This screen conceals the automaton figures that are set in motion by the man in charge. Sometimes there is a hurdy gurdy, or hand organ, attached, and while the exhibitor turns a crank to allow the spectators to look at the revolving pictures of the "Capture of the Malakoff," the "Death of Nelson," "Napoleon at Waterloo," or some other historic picture, the hurdy gurdy will play "Old Dog Tray," "The Lancashire Lass," or some other popular ditty. Representations of the most horrible murders, or executions of well known criminals, are much relished by the London mobs, and are well patronized. One of these men told me that he was accustomed to take three and four shillings on Saturday nights in Farringdon market or the New Cut, while during the week he might not make four shillings altogether.
STREET ACROBATS.
Street acrobats, or posturers, are often met with in London. They are to be found usually in streets which have one end closed, or near the river. Thus the traffic is not impeded, owing to the absence of vehicles; and a street like those which run off the Strand toward the river will be quiet as the grave all day long until near the dusk, when all at once, as if by magic, a curious crowd of men, women, and children will collect around a man and boy or boys, who will in the most business like fashion proceed to divest themselves of their outward clothing, which of course is of a rather shabby kind, and in a few moments they will appear in all the glory of flesh-colored tights, just as they may be seen standing in the sawdust of a circus arena. Their foreheads are glorious with silver tinsel or silk ribbon fillets, their loins girt with strips of velvet, and their whole rig of a theatrical character. Some of the children are really handsome, and most exquisitely shaped, the results of athletic exercise and free fresh air. But the men, poor devils, have all of them a haggard, worn, fretful look, with hollowed cheek and straggling gray hair.
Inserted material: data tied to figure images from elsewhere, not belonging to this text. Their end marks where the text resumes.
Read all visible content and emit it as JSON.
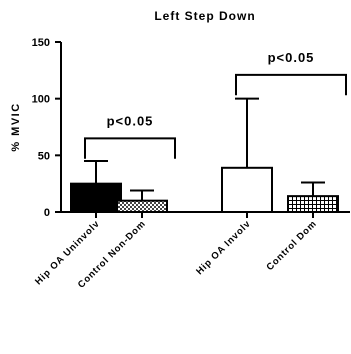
{
  "chart_data": {
    "type": "bar",
    "title": "Left Step Down",
    "ylabel": "% MVIC",
    "xlabel": "",
    "ylim": [
      0,
      150
    ],
    "yticks": [
      0,
      50,
      100,
      150
    ],
    "grid": false,
    "categories": [
      "Hip OA Uninvolv",
      "Control Non-Dom",
      "Hip OA Involv",
      "Control Dom"
    ],
    "values": [
      25,
      10,
      39,
      14
    ],
    "error_plus": [
      20,
      9,
      61,
      12
    ],
    "fills": [
      "solid-black",
      "dense-check",
      "white",
      "grid"
    ],
    "annotations": [
      {
        "text": "p<0.05",
        "between": [
          0,
          1
        ],
        "bracket_y": 47,
        "bracket_top": 62
      },
      {
        "text": "p<0.05",
        "between": [
          2,
          3
        ],
        "bracket_y": 103,
        "bracket_top": 118
      }
    ]
  },
  "colors": {
    "axis": "#000000",
    "background": "#ffffff"
  }
}
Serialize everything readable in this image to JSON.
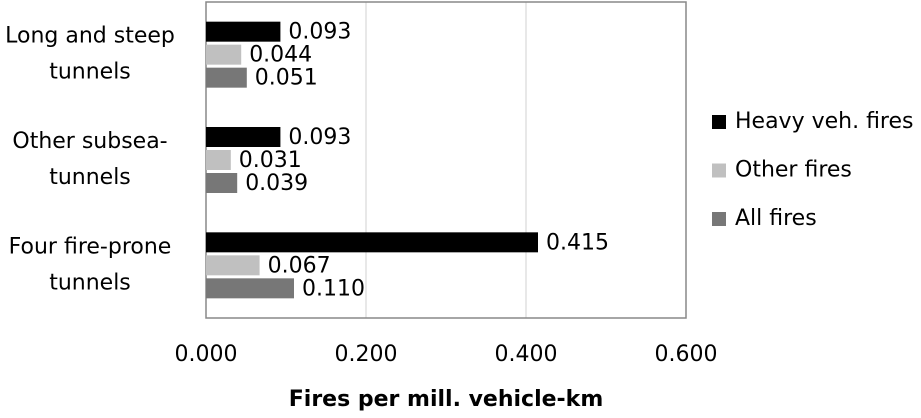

Having placed a piece of carpet, rather threadbare in appearance, in the middle of the street, after selecting the cleanest spot for it, these fellows (who are soon in the centre of a ring of people, from whom coppers are collected while the acrobats are bounding in air), go to work, and for half an hour will amaze, delight, edify, and instruct the grown children, larking street boys, and nursery maids of the neighborhood, and having collected perhaps ten pence or a shilling, they will gather up the carpet, don their sober, shabby garments, and find another quarter to do their trapeze, pyramid, and dancing feats.
Nearly all these street acrobats are bruised, or are in some way injured, and many die young from falls.
Occasionally they will disappear from the crowded London streets, in search of a scanty existence in some miserable provincial barn of a theatre or music hall, and years may perhaps elapse before their pinched cheeks and hungry eyes will again be encountered in the shabby chop houses and dark, lanes of London. Six shillings a week is as much as these poor wanderers, soiled by the glare of tallow candles in crazy barns and sheds, can expect to make in the provincial towns and villages. Therefore London, with all its misery, is very dear to them, for with much less toil and labor they can realize twelve to fifteen shillings per week in the Capital.
PUNCH AND JUDY SHOW.
But the great and lasting attraction among the multifarious street scenes of London, is the Punch and Judy show, the delight of joyous children, of the rich and poor, whether in Belgravia or St. Giles. And indeed, Punch and Judy shows reap more profit in a poor and squalid district than they will in the aristocratic quarters.